Para peserta Paskibra terdiri dari siswa-siswi dari berbagai daerah yang sebagian merupakan penerima Program Afirmasi Pendidikan Menengah (ADEM). Program ini memberikan akses pendidikan bagi lulusan SMP/sederajat dari wilayah Papua, daerah tertinggal, terdepan, dan terluar (3T), serta anak pekerja migran untuk melanjutkan pendidikan menengah di sekolah yang lebih representatif.
Dalam kesempatan tersebut, Menteri Abdul Mu’ti menyapa para peserta dan memberikan motivasi. Ia menilai keberagaman latar belakang para siswa mencerminkan semangat persatuan dalam dunia pendidikan.
“Anak-anak ini datang dari berbagai daerah dengan latar belakang berbeda, tetapi memiliki tujuan yang sama untuk belajar dan berkembang. Ini adalah gambaran nyata Indonesia,”ujar Mu’ti dalam keterangan tertulis, Jumat, 1 Mei 2026.
Menurutnya, peringatan Hardiknas tidak sekadar seremoni, tetapi menjadi momentum untuk memperkuat komitmen menghadirkan pendidikan yang merata dan berkualitas bagi seluruh anak bangsa.
“Di balik latihan ini ada harapan besar, baik dari siswa, keluarga, maupun daerah asal mereka. Tugas kita memastikan setiap anak mendapatkan pendidikan yang layak di mana pun berada,” tambahnya.

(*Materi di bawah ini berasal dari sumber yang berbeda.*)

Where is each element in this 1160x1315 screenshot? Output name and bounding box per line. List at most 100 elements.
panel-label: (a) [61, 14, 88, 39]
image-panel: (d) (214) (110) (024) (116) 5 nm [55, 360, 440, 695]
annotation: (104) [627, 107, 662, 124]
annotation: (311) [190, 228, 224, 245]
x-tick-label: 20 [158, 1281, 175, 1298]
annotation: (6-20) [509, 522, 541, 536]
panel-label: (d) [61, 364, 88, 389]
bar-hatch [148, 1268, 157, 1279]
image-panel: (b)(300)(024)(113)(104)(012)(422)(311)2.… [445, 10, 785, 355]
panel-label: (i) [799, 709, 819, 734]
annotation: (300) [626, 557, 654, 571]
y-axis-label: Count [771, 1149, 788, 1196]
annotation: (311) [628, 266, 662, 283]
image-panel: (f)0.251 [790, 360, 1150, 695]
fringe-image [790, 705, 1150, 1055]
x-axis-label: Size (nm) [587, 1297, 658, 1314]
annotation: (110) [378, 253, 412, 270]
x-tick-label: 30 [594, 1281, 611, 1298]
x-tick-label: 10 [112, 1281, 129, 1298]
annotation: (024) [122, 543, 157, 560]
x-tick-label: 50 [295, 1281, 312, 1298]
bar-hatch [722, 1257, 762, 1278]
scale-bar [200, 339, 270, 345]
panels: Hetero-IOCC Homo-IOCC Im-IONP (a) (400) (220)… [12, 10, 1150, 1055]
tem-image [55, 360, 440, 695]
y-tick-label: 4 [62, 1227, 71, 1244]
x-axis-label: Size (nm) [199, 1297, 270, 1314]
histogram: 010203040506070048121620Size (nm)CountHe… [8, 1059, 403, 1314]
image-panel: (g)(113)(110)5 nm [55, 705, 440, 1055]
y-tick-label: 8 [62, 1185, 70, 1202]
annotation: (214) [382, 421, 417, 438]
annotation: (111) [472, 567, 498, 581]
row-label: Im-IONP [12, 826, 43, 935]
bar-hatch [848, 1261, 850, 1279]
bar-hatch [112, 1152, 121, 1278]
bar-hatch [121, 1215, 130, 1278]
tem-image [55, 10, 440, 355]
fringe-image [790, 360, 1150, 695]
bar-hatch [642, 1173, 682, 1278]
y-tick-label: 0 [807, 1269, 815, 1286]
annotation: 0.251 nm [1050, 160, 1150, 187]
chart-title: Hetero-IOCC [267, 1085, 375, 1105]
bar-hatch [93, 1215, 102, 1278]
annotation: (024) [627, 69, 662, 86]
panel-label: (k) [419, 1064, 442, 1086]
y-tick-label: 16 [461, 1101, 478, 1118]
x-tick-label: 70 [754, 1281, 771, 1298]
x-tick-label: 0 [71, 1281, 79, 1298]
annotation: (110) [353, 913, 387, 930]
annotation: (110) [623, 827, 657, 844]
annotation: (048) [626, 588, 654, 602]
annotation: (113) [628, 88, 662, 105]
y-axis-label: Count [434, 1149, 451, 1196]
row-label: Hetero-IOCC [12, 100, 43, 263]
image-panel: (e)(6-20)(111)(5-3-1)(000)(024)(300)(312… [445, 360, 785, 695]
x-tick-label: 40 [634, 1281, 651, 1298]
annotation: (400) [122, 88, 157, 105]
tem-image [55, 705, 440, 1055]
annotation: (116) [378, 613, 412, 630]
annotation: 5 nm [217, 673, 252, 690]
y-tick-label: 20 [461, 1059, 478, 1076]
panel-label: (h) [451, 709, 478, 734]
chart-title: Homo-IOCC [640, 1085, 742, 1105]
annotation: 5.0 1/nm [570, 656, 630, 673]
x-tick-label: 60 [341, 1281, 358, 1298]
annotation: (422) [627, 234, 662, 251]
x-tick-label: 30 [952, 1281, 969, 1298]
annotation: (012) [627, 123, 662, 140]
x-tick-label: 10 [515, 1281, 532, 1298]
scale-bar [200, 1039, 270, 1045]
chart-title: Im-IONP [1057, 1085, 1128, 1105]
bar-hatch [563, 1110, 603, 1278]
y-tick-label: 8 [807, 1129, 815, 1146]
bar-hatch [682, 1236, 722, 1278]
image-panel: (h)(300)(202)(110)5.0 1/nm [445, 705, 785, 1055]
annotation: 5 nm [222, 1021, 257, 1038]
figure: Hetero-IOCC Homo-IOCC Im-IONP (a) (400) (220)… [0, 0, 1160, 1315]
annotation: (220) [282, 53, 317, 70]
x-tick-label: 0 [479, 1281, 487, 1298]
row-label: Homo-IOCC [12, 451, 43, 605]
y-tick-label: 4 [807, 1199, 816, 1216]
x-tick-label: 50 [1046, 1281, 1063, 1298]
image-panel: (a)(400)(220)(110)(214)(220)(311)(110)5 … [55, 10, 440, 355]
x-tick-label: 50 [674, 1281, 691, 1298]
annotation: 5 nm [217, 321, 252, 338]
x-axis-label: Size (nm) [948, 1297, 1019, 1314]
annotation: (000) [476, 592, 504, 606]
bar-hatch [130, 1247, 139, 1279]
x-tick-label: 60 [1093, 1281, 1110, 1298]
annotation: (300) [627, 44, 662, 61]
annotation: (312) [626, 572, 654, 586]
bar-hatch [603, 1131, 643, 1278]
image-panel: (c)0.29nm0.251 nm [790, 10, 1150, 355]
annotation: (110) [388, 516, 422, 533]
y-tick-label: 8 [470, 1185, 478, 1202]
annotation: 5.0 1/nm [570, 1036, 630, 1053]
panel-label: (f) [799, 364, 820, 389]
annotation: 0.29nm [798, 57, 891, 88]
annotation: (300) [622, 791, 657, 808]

Para siswa tampak menjalani latihan dengan disiplin tinggi. Mereka berasal dari berbagai wilayah, mulai dari Papua, Kepulauan Mentawai, hingga anak-anak Indonesia yang sebelumnya mengenyam pendidikan di Sabah, Malaysia.
Salah satu peserta, Abbel Christboy Juserial Jufuway, siswa kelas XI asal Kota Jayapura yang kini bersekolah di SMAN Krida Nusantara, Banten, mengaku bangga terpilih sebagai petugas upacara Hardiknas.

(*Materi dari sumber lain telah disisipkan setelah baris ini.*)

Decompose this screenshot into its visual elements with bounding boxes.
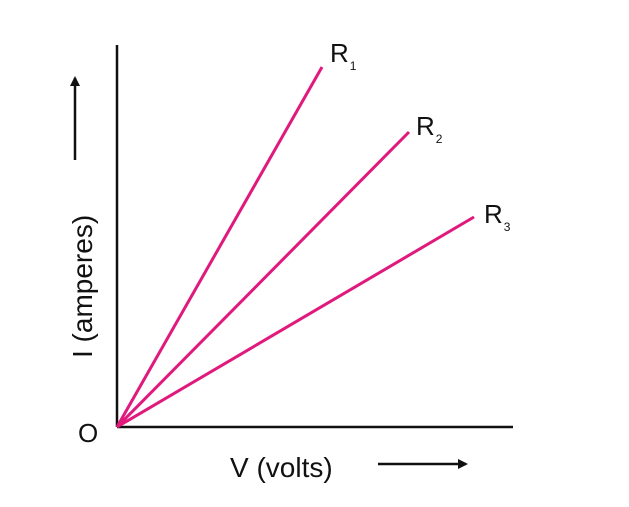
label-r3: R3	[484, 199, 511, 234]
origin-label: O	[78, 418, 98, 448]
line-r2	[115, 130, 411, 429]
x-axis-label: V (volts)	[230, 452, 333, 483]
line-r3	[116, 215, 475, 429]
label-r1: R1	[330, 38, 357, 73]
line-r1	[115, 66, 324, 428]
label-r2: R2	[416, 111, 443, 146]
y-axis-label: I (amperes)	[67, 215, 98, 358]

“Saya bangga bisa mewakili pelajar dari berbagai daerah di Indonesia. Ini menjadi pengalaman berharga bagi saya,”ungkap Abel.
Peserta lainnya, Dea Novita Saule dari SMA Negeri 3 Padang yang berasal dari Kepulauan Mentawai, menilai Hardiknas sebagai pengingat pentingnya pemerataan pendidikan.
“Momentum ini mengingatkan kita pada perjuangan agar semua anak Indonesia, termasuk di daerah terpencil, bisa memperoleh pendidikan,”kata Dea.
Sementara itu, Nani Asmira, siswi SMA Binaul Ummah Kuningan yang sebelumnya bersekolah di pusat kegiatan belajar masyarakat di Sabah, Malaysia, menyampaikan bahwa program ADEM membuka peluang lebih luas bagi dirinya untuk mendapatkan pendidikan yang lebih baik di Indonesia.
“Saya bersyukur mendapat kesempatan belajar di Indonesia dengan fasilitas yang lebih memadai,”ujar Nani.
Ia juga berharap kualitas pendidikan nasional terus meningkat, baik dari segi fasilitas maupun program pendukung, sehingga semakin banyak anak Indonesia, khususnya di daerah 3T, yang dapat merasakan pendidikan yang layak.
Melalui kegiatan ini, Kemendikdasmen menegaskan komitmennya untuk terus memperluas akses pendidikan sekaligus membangun semangat kebangsaan di kalangan generasi muda, sejalan dengan makna Hari Pendidikan Nasional.